The latest information on Asian carp includes how to identify, catch, clean and cook the fish and protect yourself while boating through Asian carp-infested waters.
 
The Illinois Aquatic Nuisance Species Website provides information on aquatic invasive species including links to regulations. You can report sightings of invasive aquatic species on this page, too.
 
Look for and participate in activities in support of Illinois Invasive Species Awareness Month each May. You’ll find updates posted here.
 
Spread the word, not the species. Take precautions to avoid transferring invasive species from one water body to another or one area of land to another.
 
Fishing tournaments have the potential to spread aquatic invasive species through movement of both anglers and equipment between events. Learn how to take preventative actions at this Web site.
 
TransZero.jpg
Many aquatic invasive species have spread to the Great Lakes through recreational water use. Once established, these invaders hinder boating and swimming, disrupt food webs and harm local economies. Learn how recreational water users can help prevent the spread of aquatic invasive species here.

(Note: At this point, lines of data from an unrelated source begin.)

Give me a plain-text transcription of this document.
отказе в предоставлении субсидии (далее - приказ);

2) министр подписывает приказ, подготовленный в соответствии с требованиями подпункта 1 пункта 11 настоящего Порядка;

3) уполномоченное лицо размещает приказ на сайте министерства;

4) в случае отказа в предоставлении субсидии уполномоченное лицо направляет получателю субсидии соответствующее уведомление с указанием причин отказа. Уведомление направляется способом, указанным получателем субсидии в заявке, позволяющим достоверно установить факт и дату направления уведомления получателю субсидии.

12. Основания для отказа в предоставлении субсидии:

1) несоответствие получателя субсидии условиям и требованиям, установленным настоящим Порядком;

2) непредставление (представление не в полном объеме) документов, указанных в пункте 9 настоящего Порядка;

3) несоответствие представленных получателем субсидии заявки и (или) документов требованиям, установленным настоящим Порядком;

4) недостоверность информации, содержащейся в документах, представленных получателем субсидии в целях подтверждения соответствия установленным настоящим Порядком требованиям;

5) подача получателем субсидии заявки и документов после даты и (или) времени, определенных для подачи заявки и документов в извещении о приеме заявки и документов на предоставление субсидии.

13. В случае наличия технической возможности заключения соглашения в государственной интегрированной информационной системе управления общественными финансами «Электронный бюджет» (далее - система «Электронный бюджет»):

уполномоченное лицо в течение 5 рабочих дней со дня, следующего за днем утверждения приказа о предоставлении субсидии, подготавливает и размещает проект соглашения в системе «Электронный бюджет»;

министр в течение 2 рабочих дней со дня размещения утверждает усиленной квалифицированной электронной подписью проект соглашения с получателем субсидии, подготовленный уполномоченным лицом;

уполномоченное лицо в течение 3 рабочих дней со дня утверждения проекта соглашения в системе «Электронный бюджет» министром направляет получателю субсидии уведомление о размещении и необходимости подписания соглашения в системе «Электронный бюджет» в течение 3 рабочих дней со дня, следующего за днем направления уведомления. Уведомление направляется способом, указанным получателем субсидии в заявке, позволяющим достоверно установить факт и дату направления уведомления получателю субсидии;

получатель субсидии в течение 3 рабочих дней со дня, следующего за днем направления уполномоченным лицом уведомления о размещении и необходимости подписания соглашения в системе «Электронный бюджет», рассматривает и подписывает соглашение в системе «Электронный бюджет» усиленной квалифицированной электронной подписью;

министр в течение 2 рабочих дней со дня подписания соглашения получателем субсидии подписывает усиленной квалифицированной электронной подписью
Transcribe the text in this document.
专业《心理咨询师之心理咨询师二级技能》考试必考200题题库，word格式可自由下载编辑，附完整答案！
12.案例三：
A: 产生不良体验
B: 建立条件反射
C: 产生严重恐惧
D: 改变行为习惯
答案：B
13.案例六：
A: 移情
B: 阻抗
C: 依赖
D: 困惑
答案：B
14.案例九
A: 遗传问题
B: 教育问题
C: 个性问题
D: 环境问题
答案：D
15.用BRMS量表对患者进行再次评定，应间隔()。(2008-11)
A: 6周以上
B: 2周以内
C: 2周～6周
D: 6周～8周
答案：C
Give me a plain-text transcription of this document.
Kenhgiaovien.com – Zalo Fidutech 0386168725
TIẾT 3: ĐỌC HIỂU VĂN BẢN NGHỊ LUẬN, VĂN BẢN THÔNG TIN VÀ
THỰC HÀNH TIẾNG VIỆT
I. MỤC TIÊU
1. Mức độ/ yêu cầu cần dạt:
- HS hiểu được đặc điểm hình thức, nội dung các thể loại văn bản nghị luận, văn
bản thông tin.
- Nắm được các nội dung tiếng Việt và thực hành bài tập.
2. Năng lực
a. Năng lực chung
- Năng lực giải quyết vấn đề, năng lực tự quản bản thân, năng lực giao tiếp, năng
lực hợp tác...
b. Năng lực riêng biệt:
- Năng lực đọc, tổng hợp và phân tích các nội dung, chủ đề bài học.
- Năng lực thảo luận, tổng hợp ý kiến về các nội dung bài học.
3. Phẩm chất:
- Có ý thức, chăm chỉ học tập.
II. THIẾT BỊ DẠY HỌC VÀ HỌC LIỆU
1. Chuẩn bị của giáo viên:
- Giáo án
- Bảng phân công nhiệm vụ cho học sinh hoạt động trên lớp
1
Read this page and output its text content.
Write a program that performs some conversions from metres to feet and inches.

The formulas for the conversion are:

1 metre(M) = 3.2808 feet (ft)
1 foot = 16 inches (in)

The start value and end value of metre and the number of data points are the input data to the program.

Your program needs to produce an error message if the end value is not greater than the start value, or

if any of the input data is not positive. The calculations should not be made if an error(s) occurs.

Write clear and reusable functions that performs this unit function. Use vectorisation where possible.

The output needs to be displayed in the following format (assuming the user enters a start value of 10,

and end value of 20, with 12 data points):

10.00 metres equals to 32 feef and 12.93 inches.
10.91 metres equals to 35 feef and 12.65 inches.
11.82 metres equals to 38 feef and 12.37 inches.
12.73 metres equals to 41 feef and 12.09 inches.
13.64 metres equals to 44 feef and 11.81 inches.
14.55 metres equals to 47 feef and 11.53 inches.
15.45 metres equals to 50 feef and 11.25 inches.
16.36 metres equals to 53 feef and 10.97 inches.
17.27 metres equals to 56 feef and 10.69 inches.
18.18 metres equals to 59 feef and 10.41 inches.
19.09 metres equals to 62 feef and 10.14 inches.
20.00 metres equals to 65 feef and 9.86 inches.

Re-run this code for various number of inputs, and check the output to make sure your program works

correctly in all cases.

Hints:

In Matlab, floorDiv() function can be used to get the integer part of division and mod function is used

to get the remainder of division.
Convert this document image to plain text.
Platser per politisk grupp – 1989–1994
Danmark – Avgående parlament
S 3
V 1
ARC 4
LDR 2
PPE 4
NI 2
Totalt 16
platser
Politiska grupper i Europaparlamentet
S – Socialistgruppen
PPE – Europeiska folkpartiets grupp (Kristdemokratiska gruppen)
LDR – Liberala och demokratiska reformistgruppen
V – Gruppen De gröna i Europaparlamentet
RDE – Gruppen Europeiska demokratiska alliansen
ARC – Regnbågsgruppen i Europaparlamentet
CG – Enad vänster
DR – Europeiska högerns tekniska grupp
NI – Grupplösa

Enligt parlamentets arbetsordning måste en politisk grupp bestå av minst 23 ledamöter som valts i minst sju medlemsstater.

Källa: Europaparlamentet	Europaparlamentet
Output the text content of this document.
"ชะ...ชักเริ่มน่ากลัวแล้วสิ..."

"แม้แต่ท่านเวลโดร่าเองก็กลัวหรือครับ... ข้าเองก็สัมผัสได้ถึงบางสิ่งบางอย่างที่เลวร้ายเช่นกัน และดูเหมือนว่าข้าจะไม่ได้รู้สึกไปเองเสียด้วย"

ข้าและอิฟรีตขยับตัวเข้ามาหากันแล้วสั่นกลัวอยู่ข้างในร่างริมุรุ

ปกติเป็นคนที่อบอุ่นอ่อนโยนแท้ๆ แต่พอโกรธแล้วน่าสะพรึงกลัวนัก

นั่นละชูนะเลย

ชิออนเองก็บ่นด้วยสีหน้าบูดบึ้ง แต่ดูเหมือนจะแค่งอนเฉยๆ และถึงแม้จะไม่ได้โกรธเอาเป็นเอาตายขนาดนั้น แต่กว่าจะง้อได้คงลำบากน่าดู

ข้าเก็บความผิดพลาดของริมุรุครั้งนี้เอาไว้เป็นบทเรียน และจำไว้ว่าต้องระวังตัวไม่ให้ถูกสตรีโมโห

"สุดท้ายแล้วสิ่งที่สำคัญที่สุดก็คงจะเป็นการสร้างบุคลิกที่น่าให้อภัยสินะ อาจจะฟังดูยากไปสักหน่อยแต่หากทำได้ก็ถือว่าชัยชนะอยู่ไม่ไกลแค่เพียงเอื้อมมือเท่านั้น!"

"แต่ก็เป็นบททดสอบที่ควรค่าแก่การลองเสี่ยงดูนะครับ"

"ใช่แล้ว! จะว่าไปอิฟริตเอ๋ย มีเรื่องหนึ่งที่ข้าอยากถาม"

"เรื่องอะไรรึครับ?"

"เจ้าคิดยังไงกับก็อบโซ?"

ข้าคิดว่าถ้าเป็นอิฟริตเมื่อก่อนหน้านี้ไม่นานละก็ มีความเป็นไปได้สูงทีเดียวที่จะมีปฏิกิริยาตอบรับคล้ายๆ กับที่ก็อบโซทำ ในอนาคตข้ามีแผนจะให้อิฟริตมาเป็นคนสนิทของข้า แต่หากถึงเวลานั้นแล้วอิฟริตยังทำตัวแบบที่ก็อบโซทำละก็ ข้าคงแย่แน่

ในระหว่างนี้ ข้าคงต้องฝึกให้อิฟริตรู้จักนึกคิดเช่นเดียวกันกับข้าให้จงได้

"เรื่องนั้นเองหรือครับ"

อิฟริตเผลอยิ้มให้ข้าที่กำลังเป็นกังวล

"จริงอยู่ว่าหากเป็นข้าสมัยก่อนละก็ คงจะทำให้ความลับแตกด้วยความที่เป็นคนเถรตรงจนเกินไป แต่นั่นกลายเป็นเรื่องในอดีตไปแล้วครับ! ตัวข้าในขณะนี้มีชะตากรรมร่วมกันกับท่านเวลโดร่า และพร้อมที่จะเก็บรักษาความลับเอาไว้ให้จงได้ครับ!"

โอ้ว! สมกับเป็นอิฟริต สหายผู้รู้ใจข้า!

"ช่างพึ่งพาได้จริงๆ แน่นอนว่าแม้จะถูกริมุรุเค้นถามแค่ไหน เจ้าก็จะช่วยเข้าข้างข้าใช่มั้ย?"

You will find suggestions to Be a Hero – Transport Zero™ for both aquatic and land-based activities at their Web site. Regularly clean your boots, clothes, gear, boat, tires and any other equipment you use outdoors to remove insects and plant parts that may spread invasive species to new places.
 
 
 
ReleaseZero.jpgDon’t release aquatic species from aquariums, educational lessons, live food, aquaculture release or water gardens. Be a Hero-Release Zero ™ is an Illinois program that provides guidelines for disposal of unwanted aquatic organisms.
     Plants – bag and place in the trash
     Animals – find a new owner or seek advice on humane disposal
     Water – disinfect or use for a different purpose
 
Illinois-Indiana Sea Grant is working to reduce the introduction of invasive species in many ways. Organisms in Trade and Aquatic Plants in Trade are two routes that include the spread of invasive species through aquarium release, water garden escape, study organism release, live food and aquaculture release and live bait. Read the Illinois-Indiana Sea Grant suggestions for reducing and eliminating these problems at the links above.
 
 
 
Classroom specimens can end up part of the invasive species problem. With more information, schools and suppliers can be part of the solution. Learn more here.
 
Nab the Aquatic Invader! from Illinois-Indiana Sea Grant is an educational Web site that introduces students (grades 4-10) to marine and freshwater invasive species and their impacts through colorful cartoon characters. Many other educational resources are available online. The Illinois Department of Natural Resources (IDNR) offers an Illinois’ Invasive Species resources trunk for loan to educators statewide. You can find the list of lending locations here. The new exotic species Web page of the IDNR Division of Education contains links to lessons, podcasts and other information about invasive species.
 
Plant native plants in your gardens and landscaping and remove any invasive plants that are present on your land. There are many good native plant alternatives to common exotic ornamental plants. Check to see if a plant is invasive before you plant it. Do not plant or dump house plants outdoors.
 
When camping, buy firewood near your campsite (within 30 miles) instead of bringing your own from home, and leave any extra for the next campers. Invertebrates and plants can easily hitch a ride on firewood you haul to or from a campsite -- you could inadvertently introduce an invasive to a new area.
 
You can volunteer to help eradicate invasive exotic species. Federal, state and local government agencies as well as nature centers, forest preserve districts and other entities often seek assistance with the removal of invasive exotic plant species.
 
Working together is critical to eliminating invasive species. We can all help, and we can make a difference!